Wednesday, July 10, 2013

THE WENDIGO



I have always been a Johnny Depp fan so it was a foregone conclusion that I would see him in the role of Tonto in The Lone Ranger movie. Unfortunately, the movie was a flop and Depp did not play the role of a disturbed Native American loner as much as he played the role of Johnny Depp in war-paint. But Tonto’s assertion that he was the last of the Comanche wendigo hunters interested me and I thought a discussion about wendigos would be timely for this blog.

The wendigo (spellings vary among Native American peoples) is a demonic spirit that appears in the traditions of Algonquin peoples along the Atlantic coast and in the northern US and Canada. Associated with winter, the North, coldness—as well as famine and starvation—the wendigo is a malevolent, cannibalistic, supernatural being with great spiritual power.

Basil Johnston, an Ojibwe teacher and scholar describes the wendigo:

The Weendigo was gaunt to the point of emaciation, its desiccated skin pulled tautly over its bones. With its bones pushing out against its skin, its complexion the ash gray of death, and its eyes pushed back deep into their sockets, the Weendigo looked like a gaunt skeleton recently disinterred from the grave.
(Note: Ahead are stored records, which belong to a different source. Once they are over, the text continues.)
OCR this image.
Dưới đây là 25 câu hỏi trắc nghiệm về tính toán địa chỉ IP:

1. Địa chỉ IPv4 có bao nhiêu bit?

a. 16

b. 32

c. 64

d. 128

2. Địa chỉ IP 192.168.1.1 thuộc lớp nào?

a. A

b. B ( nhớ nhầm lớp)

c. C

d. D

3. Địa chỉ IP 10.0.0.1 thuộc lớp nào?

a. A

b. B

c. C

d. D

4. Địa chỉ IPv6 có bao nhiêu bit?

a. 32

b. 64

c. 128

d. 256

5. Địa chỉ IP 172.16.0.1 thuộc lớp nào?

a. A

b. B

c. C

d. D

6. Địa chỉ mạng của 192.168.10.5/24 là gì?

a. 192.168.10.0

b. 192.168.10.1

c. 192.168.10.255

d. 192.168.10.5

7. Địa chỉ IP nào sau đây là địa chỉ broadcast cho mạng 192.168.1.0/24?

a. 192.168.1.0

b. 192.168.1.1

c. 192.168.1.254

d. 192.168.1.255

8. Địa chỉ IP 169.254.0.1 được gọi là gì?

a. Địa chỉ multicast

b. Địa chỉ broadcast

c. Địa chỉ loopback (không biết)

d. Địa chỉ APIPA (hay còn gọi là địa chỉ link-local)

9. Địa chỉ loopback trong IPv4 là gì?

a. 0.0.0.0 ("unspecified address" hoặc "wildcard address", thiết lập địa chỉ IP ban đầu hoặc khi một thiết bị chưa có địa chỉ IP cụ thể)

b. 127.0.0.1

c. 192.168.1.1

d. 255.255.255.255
What lips it had were tattered and bloody [....] Unclean and suffering from suppurations of the flesh, the Weendigo gave off a strange and eerie odor of decay and decomposition, of death and corruption.
 
 
It was believed that a person could be turned into a wendigo if he engaged in cannibalism, as in a time of famine. A person could also be possessed by a wendigo appearing in his dreams. In some cultures, wendigos were depicted as giants.  

The wendigo had an insatiable appetite for human flesh and so came to epitomize gluttony, greed, and excess. Some wendigo stories say that the wendigo would grow in proportion to the human body it had just eaten, so that it could never be sated.

Wendigo Psychosis

There is an interesting—but rare—psychological phenomena that supposedly occurred among Algonquin peoples in which the sufferer believed he had become a wendigo (I say “supposedly” because there is much debate over whether or not the condition actually existed.). These people may have consumed human flesh at some point, perhaps in famine, and so, developed an insatiable appetite for it, thus becoming wendigos.

In The Lone Ranger movie, Tonto believes that the outlaw Butch Cavendish is a wendigo and there is a scene in the film in which Cavendish cuts out an unrecognizable organ from the body of Ranger Dan Reid and apparently eats it. Algonquin peoples would affirm that such a barbaric act would turn Cavendish into a wendigo.

Whether or no wendigo psychosis, as it is called, is real or not there have been cases of human behavior that mimic the wendigo.



One of the more famous cases of wendigo psychosis involved a Plains Cree trapper from Alberta named Swift Runner. During the winter of 1878, Swift Runner and his family were starving, and his eldest son died. Twenty-five miles away from emergency food supplies at a Hudson's Bay Company post, Swift Runner butchered and ate his wife and five remaining children. Given that he resorted to cannibalism so near to food supplies and that he killed and consumed the remains of all those present, it was revealed that Swift Runner's was not a case of pure cannibalism as a last resort to avoid starvation, but rather of a man suffering from wendigo psychosis. He eventually confessed and was executed by authorities at  Fort Saskatchewan.

Another well-known case involving wendigo psychosis was that of Jack Fiddler, an  Oji-Cree chief and  shaman known for his powers in defeating Wendigos. In some cases this entailed euthanizing (some might say, murdering) people suffering from wendigo psychosis; as a result, in 1907, Fiddler and his brother Joseph were arrested by the Canadian authorities for murder. Jack committed suicide, but Joseph was tried and sentenced to life in prison. He was ultimately granted a pardon, but died three days later in jail before receiving the news of this pardon.

Wendigo legends persist today and the wendigo can be found in many modern horror stories and films. If the legends live on, one must wonder if somewhere in the vast, trackless North the wendigo itself lives on, forever hunting human flesh.